Per Lotario Gramegna, il tribunale riconobbe che mancavano prove materiali per provare la sua partecipazione, e tuttavia lo condannò a cinque anni di carcere per procacciamento di informazioni riservate, anche questo naturalmente non provato. Venne inviato nel carcere di San Gimignano dove iniziò a scontare la pena.
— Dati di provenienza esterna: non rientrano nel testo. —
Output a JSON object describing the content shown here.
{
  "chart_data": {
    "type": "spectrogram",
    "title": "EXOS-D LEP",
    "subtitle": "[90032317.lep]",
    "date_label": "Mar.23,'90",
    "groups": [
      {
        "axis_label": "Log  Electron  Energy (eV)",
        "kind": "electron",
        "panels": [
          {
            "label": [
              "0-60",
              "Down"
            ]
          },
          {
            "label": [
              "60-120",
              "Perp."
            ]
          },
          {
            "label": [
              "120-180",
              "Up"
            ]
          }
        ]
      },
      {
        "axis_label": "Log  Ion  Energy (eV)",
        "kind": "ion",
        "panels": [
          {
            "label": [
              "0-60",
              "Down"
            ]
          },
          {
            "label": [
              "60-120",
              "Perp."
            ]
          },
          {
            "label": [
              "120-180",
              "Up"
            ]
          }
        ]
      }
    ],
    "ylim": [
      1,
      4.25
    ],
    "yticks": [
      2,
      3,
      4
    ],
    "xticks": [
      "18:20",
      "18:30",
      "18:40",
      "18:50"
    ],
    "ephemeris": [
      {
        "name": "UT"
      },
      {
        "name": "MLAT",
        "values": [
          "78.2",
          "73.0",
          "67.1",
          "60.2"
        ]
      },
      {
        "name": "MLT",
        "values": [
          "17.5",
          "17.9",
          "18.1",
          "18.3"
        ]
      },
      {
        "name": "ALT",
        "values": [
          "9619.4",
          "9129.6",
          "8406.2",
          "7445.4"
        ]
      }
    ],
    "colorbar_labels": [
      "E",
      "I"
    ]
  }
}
Nel 1944 venne liberato, non sappiamo esattamente come e quando, ma dai fatti successivi comprendiamo dev’essere stato ben prima dell’arrivo degli alleati, che in Toscana arrivarono nell’estate del 1944 (la Liberazione di Roma avvenne a inizio giugno, Firenze a fine agosto). Infatti risulta la sua partecipazione alla Resistenza nelle fila del ventreesima Brigata Garibaldi “Guido Boscaglia”, che operò tra Siena, Volterra e Massa Marittima fin dall’inverno 1943/44. Lotario Gramegna risulta nel servizio sanitario, dopo la sua liberazione dal carcere (questo è quanto risulta dai documenti della Brigata). In seguito avrebbe raccontato che come medico nelle precarie condizioni della macchia una volta dovette procedere ad una amputazione, un’altra volta togliere un’appendice. Partecipò direttamente a combattimenti, infatti venne ferito il 25 luglio 1944 vicino a Gerfalco, paese vicino a Massa Marittima, in provincia di Grosseto in uno scontro tra la sua brigata e un reparto tedesco. Cinque partigiani caddero, altrettanti vennero feriti, tra questi appunto Lotario. Furono, per la Toscana meridionale, gli ultimi bagliori di guerra, Grosseto era stata liberata il 15 giugno, Massa Marittima dieci giorni dopo. Presto gli Alleati sarebbero arrivati all’Arno.
Nell’aprile 1945 si sposò a Grosseto con una ragazza del posto, tornò in Liguria dopo la Liberazione e si stabilì a Rapallo, mentre la madre e il fratello restarono a Genova. Dopo qualche tempo anche la sorella Hedwig e il marito belga si stabilirono a Genova.
Nel 1949 la Corte d’Appello di Genova lo prosciolse definitivamente dall’accusa con la quale era stato condannato dal Tribunale Speciale per non aver commesso il fatto.